A side note: The discovery of the weak point in the plot in The Qissa of Azar Shah and Saman Rukh Bano made me more aware as a student of classical literature.
The qissas which have come down to us through oral tradition have gone through numerous retellings and innovations at the hands of master storytellers, and we have yet to fully understand the many purposes to which they may have been employed during different periods in history. Before we criticise their structure, we must allow for the possibility of their still undocumented uses.
Another such text is the Qissa-i-Pur-Asar, Daafa-i-Dard-i-Nim-Sar [An Efficacious Qissa, the Dispeller of Migraines] compiled by Syed Amjad Husain in 1885. According to the compiler, sometime in the 19th century, an epidemic of migraine spread among the people and, although all manner of cures and invocations were employed, nothing brought relief.
Finally, one of Syed Amjad Husain’s aunts, who knew a qissa which cured migraine, was sent for and, with her narration, she healed everyone who listened to it.
The haunting qissa describes bird-like creatures called adh kapari [half-head] — a term also used for migraine — which make a nest in a raja’s palace. The rani invites trouble by killing the young of the adh kaparis, in retribution for which the royal offspring begin dying of migraine, until only one girl is left.

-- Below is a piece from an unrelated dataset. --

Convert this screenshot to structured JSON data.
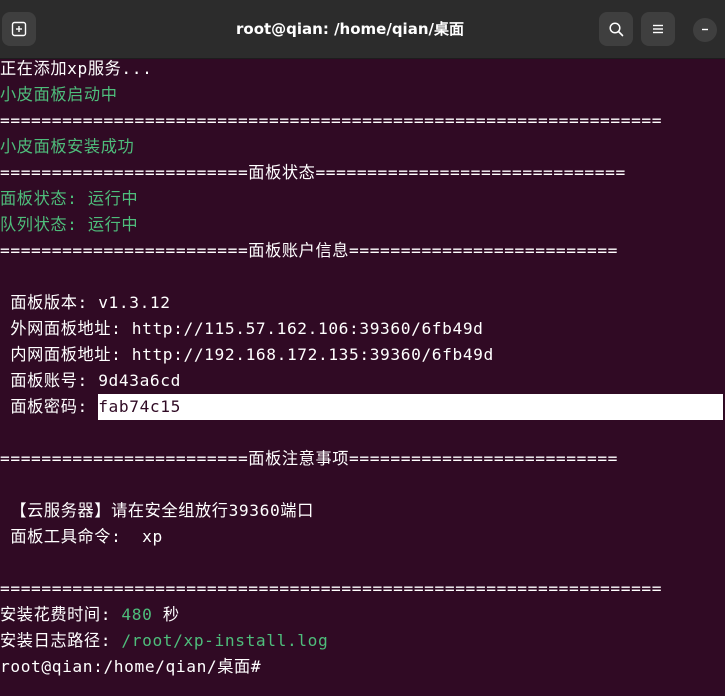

The parents marry off this underage daughter to a Brahmin to send her away from them and whatever curse had fallen upon their family. One day, the parents decide to visit their daughter, and set out on the journey bearing a gift. While the curse that had befallen them had not yet been lifted, we can imagine a happy ending, as the qissa comes to a stop after proposing the formula for the cure of migraine.
My friend Professor Abdur Rasheed has coined the term ilaaj bil qissa [cure by qissa] for this literary phenomenon. I would venture that, even if one is sound of body and mind, a book of qissas is the best restorative one could have.
After all — as recorded by Amjad Husain — where both medicine and supplications could not alleviate migraines, it was a qissa which brought the people relief.
The columnist is a novelist, author and translator.